The hotly contested race carried major implications as a gauge of the President's popularity -- and Trump himself seemed to grasp the high stakes, playing a direct role in its closing days.
 
Democrats saw it as an opportunity to drive a wedge between Trump and congressional Republicans fearful that he could drag down the party in the 2018 midterms -- while also delivering a psychic boost to an energized progressive base."
 
Snippets from the Right
Washington Examiner
"Jon Ossoff's failure to win the special election in Georgia's 6th Congressional District outright on Tuesday is notable given the remarkable conditions impacting his race.
 
The amount of money Ossoff has at his disposal was record-shattering.
 
According to the Washington Post, Ossoff raised '17 times as much as the average candidate in a competitive district.' In the first quarter of 2017, Ossoff's campaign hauled in $8.3 million dollars.

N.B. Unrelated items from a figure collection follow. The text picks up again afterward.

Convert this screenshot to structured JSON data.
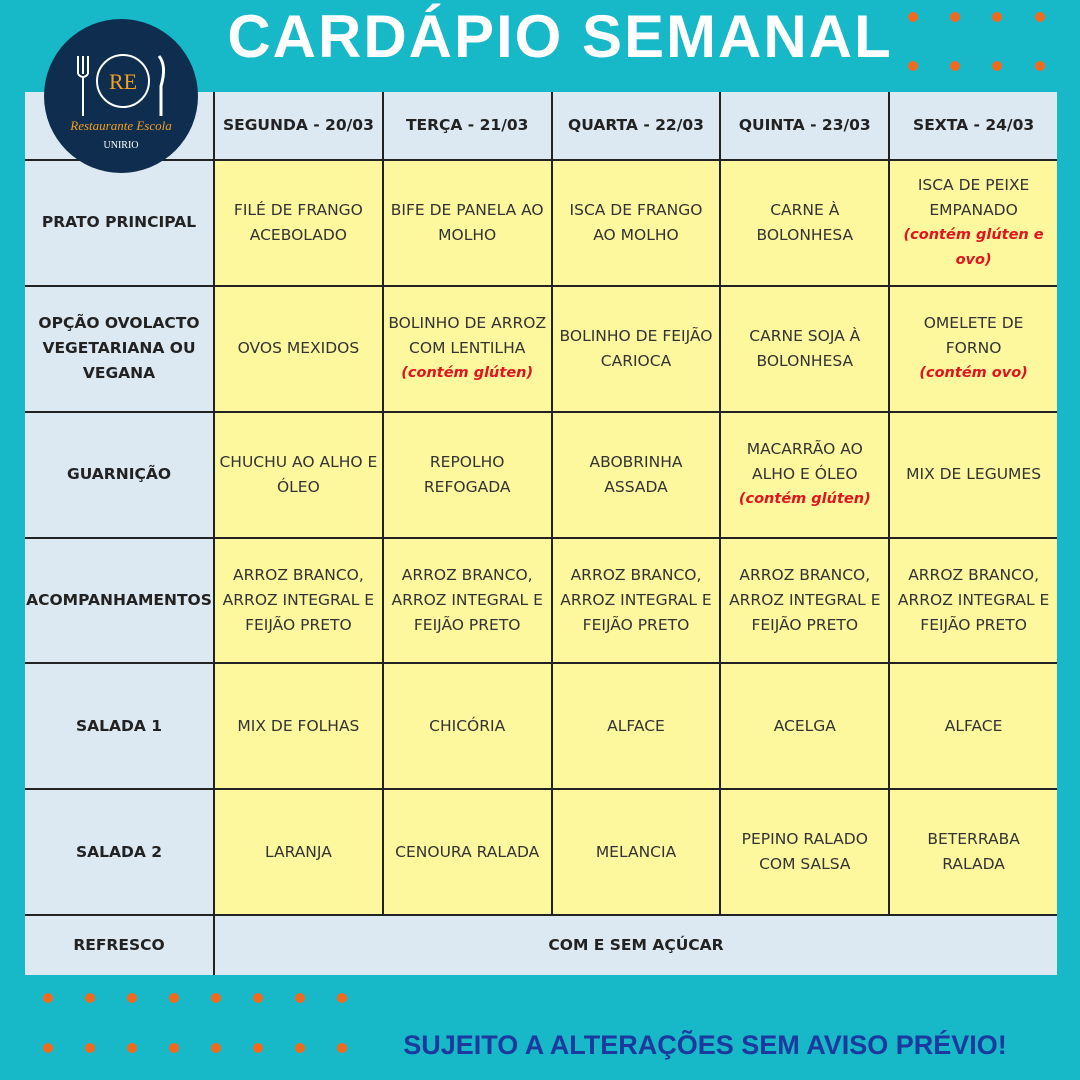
{
  "header": {
    "title": "CARDÁPIO SEMANAL"
  },
  "logo": {
    "mark": "RE",
    "name": "Restaurante Escola",
    "institution": "UNIRIO"
  },
  "table": {
    "days": [
      "SEGUNDA - 20/03",
      "TERÇA - 21/03",
      "QUARTA - 22/03",
      "QUINTA - 23/03",
      "SEXTA - 24/03"
    ],
    "rows": [
      {
        "label": "PRATO PRINCIPAL",
        "cells": [
          {
            "text": "FILÉ DE FRANGO ACEBOLADO"
          },
          {
            "text": "BIFE DE PANELA AO MOLHO"
          },
          {
            "text": "ISCA DE FRANGO AO MOLHO"
          },
          {
            "text": "CARNE À BOLONHESA"
          },
          {
            "text": "ISCA DE PEIXE EMPANADO",
            "note": "(contém glúten e ovo)"
          }
        ]
      },
      {
        "label": "OPÇÃO OVOLACTO VEGETARIANA OU VEGANA",
        "cells": [
          {
            "text": "OVOS MEXIDOS"
          },
          {
            "text": "BOLINHO DE ARROZ COM LENTILHA",
            "note": "(contém glúten)"
          },
          {
            "text": "BOLINHO DE FEIJÃO CARIOCA"
          },
          {
            "text": "CARNE SOJA À BOLONHESA"
          },
          {
            "text": "OMELETE DE FORNO",
            "note": "(contém ovo)"
          }
        ]
      },
      {
        "label": "GUARNIÇÃO",
        "cells": [
          {
            "text": "CHUCHU AO ALHO E ÓLEO"
          },
          {
            "text": "REPOLHO REFOGADA"
          },
          {
            "text": "ABOBRINHA ASSADA"
          },
          {
            "text": "MACARRÃO AO ALHO E ÓLEO",
            "note": "(contém glúten)"
          },
          {
            "text": "MIX DE LEGUMES"
          }
        ]
      },
      {
        "label": "ACOMPANHAMENTOS",
        "cells": [
          {
            "text": "ARROZ BRANCO, ARROZ INTEGRAL E FEIJÃO PRETO"
          },
          {
            "text": "ARROZ BRANCO, ARROZ INTEGRAL E FEIJÃO PRETO"
          },
          {
            "text": "ARROZ BRANCO, ARROZ INTEGRAL E FEIJÃO PRETO"
          },
          {
            "text": "ARROZ BRANCO, ARROZ INTEGRAL E FEIJÃO PRETO"
          },
          {
            "text": "ARROZ BRANCO, ARROZ INTEGRAL E FEIJÃO PRETO"
          }
        ]
      },
      {
        "label": "SALADA 1",
        "cells": [
          {
            "text": "MIX DE FOLHAS"
          },
          {
            "text": "CHICÓRIA"
          },
          {
            "text": "ALFACE"
          },
          {
            "text": "ACELGA"
          },
          {
            "text": "ALFACE"
          }
        ]
      },
      {
        "label": "SALADA 2",
        "cells": [
          {
            "text": "LARANJA"
          },
          {
            "text": "CENOURA RALADA"
          },
          {
            "text": "MELANCIA"
          },
          {
            "text": "PEPINO RALADO COM SALSA"
          },
          {
            "text": "BETERRABA RALADA"
          }
        ]
      }
    ],
    "footer_row": {
      "label": "REFRESCO",
      "text": "COM E SEM AÇÚCAR"
    }
  },
  "notice": "SUJEITO A ALTERAÇÕES SEM AVISO PRÉVIO!"
}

For perspective, the highest-earning congressional campaign raised $1.3 million in the third quarter of 2016. The average was $500,000.
...
Compounded with additional factors, these staggering fundraising numbers make Ossoff's share of the vote seem less impressive."
 
Snippets from the Left
Benjamin Wallace-Wells, The New Yorker
"Ossoff has spent most of his working life on Capitol Hill, as a staffer for the Democratic Congressman Hank Johnson, who represents Georgia’s Fourth District, also in the Atlanta suburbs. Ossoff managed the identity-politics currents of the Democratic Party adeptly. His early campaign literature showed him linking arms, Selma-style, with the civil-rights hero and longtime Congressman John Lewis, of Georgia’s Fifth, whose endorsement he had secured....
 
Ossoff has a precision most first-time candidates lack. When asked by MSNBC’s Chris Matthews what he made of President Trump bombing Syria, Ossoff said, enunciating his consonants, “Well, I think if U.S. intelligence confirmed that the Syrian military struck civilians with chemical weapons, then a swift, punitive, limited strike was a reasonable response, but any further action would require congressional approval, and we can’t get drawn into the ground there.” It didn’t seem strange at all, once you got past the Han Solo stuff, that Ossoff would be the face of the Democratic Party. He is exactly the kind of figure that the institutional Democratic Party has launched toward office for decades. What did seem strange was that he has become the face of a broader cultural phenomenon: the resistance."